On Fri, Apr 25, 2025, Kan Liang wrote:
On 2025-04-25 9:43 a.m., Peter Zijlstra wrote:
On Fri, Apr 25, 2025 at 09:06:26AM -0400, Liang, Kan wrote:
On 2025-04-25 7:15 a.m., Peter Zijlstra wrote:
On Mon, Mar 24, 2025 at 05:30:50PM +0000, Mingwei Zhang wrote:
From: Kan Liang kan.liang@linux.intel.com
Implement switch_guest_ctx interface for x86 PMU, switch PMI to dedicated KVM_GUEST_PMI_VECTOR at perf guest enter, and switch PMI back to NMI at perf guest exit.
Signed-off-by: Xiong Zhang xiong.y.zhang@linux.intel.com Signed-off-by: Kan Liang kan.liang@linux.intel.com Tested-by: Yongwei Ma yongwei.ma@intel.com Signed-off-by: Mingwei Zhang mizhang@google.com
arch/x86/events/core.c | 12 ++++++++++++ 1 file changed, 12 insertions(+)
diff --git a/arch/x86/events/core.c b/arch/x86/events/core.c index 8f218ac0d445..28161d6ff26d 100644 --- a/arch/x86/events/core.c +++ b/arch/x86/events/core.c @@ -2677,6 +2677,16 @@ static bool x86_pmu_filter(struct pmu *pmu, int cpu) return ret; } +static void x86_pmu_switch_guest_ctx(bool enter, void *data) +{
- u32 guest_lvtpc = *(u32 *)data;
- if (enter)
apic_write(APIC_LVTPC, guest_lvtpc);
- else
apic_write(APIC_LVTPC, APIC_DM_NMI);
+}
This, why can't it use x86_pmu.guest_lvtpc here and call it a day? Why is that argument passed around through the generic code only to get back here?
The vector has to be from the KVM. However, the current interfaces only support KVM read perf variables, e.g., perf_get_x86_pmu_capability and perf_get_hw_event_config. We need to add an new interface to allow the KVM write a perf variable, e.g., perf_set_guest_lvtpc.
But all that should remain in x86, there is no reason what so ever to leak this into generic code.

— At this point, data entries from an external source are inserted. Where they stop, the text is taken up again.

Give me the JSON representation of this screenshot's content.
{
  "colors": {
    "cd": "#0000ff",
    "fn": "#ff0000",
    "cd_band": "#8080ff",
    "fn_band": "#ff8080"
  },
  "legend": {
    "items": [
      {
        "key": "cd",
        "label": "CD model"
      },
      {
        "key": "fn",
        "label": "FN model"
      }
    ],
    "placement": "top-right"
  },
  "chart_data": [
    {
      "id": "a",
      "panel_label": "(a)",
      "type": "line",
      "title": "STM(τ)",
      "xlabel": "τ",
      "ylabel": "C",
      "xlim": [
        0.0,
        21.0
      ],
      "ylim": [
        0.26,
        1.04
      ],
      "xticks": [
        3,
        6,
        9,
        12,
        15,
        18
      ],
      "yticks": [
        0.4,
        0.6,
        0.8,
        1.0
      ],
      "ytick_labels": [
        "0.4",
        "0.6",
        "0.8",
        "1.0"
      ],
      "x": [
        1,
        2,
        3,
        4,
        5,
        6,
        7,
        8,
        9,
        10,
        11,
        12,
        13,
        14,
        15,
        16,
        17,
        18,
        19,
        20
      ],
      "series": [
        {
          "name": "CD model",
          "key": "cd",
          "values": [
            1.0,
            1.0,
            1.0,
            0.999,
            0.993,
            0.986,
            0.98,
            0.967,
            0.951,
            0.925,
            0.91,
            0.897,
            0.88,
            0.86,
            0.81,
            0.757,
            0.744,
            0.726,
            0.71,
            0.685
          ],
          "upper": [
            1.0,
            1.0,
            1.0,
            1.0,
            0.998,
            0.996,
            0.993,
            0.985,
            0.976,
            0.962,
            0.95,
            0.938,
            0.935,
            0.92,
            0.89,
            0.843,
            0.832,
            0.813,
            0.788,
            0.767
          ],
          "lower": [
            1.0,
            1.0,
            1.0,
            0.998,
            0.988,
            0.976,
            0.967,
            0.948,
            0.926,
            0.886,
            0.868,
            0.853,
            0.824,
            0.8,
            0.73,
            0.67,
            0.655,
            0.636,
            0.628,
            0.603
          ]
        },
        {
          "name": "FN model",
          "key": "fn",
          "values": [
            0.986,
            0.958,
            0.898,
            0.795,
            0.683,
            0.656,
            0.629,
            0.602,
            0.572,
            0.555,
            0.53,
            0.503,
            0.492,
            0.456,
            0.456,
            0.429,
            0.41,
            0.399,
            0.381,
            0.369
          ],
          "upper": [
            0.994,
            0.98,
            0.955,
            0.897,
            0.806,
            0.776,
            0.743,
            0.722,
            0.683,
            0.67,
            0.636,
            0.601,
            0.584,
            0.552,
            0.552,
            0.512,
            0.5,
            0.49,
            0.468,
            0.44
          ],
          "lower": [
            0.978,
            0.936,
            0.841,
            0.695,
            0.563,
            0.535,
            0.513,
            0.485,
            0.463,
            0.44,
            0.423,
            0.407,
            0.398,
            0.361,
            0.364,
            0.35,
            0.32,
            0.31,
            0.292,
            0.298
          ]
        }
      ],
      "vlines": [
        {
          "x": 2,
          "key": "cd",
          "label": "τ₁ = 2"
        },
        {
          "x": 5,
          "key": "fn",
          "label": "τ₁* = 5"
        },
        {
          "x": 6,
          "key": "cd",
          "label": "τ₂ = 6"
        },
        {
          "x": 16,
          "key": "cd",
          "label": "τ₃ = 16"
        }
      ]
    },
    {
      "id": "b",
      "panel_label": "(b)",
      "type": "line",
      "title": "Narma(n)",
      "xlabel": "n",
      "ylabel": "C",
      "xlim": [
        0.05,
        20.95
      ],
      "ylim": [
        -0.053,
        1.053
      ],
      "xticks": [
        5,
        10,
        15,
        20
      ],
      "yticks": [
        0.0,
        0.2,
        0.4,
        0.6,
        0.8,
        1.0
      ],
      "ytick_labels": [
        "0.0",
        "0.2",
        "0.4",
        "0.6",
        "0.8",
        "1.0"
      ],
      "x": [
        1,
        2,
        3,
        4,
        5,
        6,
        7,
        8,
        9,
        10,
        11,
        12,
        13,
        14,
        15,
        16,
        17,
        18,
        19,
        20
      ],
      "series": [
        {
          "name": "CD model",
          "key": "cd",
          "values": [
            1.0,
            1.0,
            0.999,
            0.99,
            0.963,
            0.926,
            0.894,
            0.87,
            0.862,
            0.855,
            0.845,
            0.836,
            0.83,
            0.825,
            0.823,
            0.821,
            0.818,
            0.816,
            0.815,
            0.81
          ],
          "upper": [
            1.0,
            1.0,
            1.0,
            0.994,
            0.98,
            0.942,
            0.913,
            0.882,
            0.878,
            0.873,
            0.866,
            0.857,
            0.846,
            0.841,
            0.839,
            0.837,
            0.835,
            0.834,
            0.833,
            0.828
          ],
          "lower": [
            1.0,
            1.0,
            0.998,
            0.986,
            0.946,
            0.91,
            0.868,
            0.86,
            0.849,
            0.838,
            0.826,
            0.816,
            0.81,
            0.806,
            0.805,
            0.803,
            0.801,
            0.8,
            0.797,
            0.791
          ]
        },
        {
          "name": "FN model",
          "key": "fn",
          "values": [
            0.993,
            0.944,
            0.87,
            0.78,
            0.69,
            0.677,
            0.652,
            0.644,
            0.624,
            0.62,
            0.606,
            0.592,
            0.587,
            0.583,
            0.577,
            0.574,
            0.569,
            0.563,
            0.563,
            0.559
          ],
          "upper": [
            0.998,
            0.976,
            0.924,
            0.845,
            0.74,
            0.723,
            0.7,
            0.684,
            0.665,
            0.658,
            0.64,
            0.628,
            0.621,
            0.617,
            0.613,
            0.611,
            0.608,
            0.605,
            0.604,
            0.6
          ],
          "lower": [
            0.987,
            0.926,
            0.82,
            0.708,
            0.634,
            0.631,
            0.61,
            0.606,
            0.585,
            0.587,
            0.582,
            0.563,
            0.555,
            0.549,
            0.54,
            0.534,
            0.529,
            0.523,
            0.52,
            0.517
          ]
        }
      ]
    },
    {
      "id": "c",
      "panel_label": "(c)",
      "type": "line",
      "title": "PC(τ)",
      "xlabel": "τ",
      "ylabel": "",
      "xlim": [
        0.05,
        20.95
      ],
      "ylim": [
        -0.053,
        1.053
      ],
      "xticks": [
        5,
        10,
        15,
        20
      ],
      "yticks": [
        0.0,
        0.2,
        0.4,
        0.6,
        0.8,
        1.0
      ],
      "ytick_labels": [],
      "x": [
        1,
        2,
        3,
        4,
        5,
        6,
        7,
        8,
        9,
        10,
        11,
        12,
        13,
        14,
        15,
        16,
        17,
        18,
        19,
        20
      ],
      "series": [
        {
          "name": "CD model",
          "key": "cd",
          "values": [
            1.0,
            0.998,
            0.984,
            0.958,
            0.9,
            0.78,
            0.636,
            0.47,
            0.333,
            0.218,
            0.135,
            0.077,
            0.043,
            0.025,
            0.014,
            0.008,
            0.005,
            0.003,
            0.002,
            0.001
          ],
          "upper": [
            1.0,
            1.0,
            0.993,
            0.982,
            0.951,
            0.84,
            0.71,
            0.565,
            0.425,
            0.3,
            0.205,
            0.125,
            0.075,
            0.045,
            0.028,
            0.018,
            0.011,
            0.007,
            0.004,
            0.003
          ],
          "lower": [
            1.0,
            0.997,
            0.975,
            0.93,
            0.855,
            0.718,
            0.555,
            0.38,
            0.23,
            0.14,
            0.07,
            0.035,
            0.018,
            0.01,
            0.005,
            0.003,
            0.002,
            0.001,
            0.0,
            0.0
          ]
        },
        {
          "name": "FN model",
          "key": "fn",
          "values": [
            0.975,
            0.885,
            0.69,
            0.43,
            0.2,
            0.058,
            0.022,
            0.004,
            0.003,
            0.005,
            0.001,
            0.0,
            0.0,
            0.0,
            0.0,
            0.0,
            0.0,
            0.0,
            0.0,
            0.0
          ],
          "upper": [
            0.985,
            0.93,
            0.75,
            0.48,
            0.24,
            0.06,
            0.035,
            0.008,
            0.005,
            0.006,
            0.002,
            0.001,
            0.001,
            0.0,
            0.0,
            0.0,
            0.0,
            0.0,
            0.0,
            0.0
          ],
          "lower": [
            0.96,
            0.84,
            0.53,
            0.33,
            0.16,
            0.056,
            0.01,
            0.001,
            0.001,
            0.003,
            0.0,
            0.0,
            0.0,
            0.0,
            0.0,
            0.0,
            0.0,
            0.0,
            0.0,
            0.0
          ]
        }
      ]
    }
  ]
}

Finally prepping v5, and this is one of two <knock wood> comments that isn't fully addressed.
The vector isn't a problem; that's *always* PERF_GUEST_MEDIATED_PMI_VECTOR and so doesn't even require anything in x86_pmu.
But whether or not the entry should be masked comes from the guest's LVTPC entry, and I don't see a cleaner way to get that information into x86, especially since the switch between host and guest PMI needs to happen in the "perf context disabled" section.
I think/hope I dressed up the code so that it's not _so_ ugly, and so that it's fully extensible in the unlikely event a non-x86 arch were to ever support a mediated vPMU, e.g. @data could be used to pass a pointer to a struct.
void perf_load_guest_context(unsigned long data) { struct perf_cpu_context *cpuctx = this_cpu_ptr(&perf_cpu_context);
lockdep_assert_irqs_disabled();
guard(perf_ctx_lock)(cpuctx, cpuctx->task_ctx);
if (WARN_ON_ONCE(__this_cpu_read(guest_ctx_loaded))) return;
perf_ctx_disable(&cpuctx->ctx, EVENT_GUEST); ctx_sched_out(&cpuctx->ctx, NULL, EVENT_GUEST); if (cpuctx->task_ctx) { perf_ctx_disable(cpuctx->task_ctx, EVENT_GUEST); task_ctx_sched_out(cpuctx->task_ctx, NULL, EVENT_GUEST); }
arch_perf_load_guest_context(data);
... }
void arch_perf_load_guest_context(unsigned long data) { u32 masked = data & APIC_LVT_MASKED;
apic_write(APIC_LVTPC, APIC_DM_FIXED | PERF_GUEST_MEDIATED_PMI_VECTOR | masked); this_cpu_write(x86_guest_ctx_loaded, true); }
Holler if you have a better idea. I'll plan on posting v5 in the next day or so no matter what, so that it's not delayed for this one thing (it's already been delayed more than I was hoping, and there are a lot of changes relative to v4).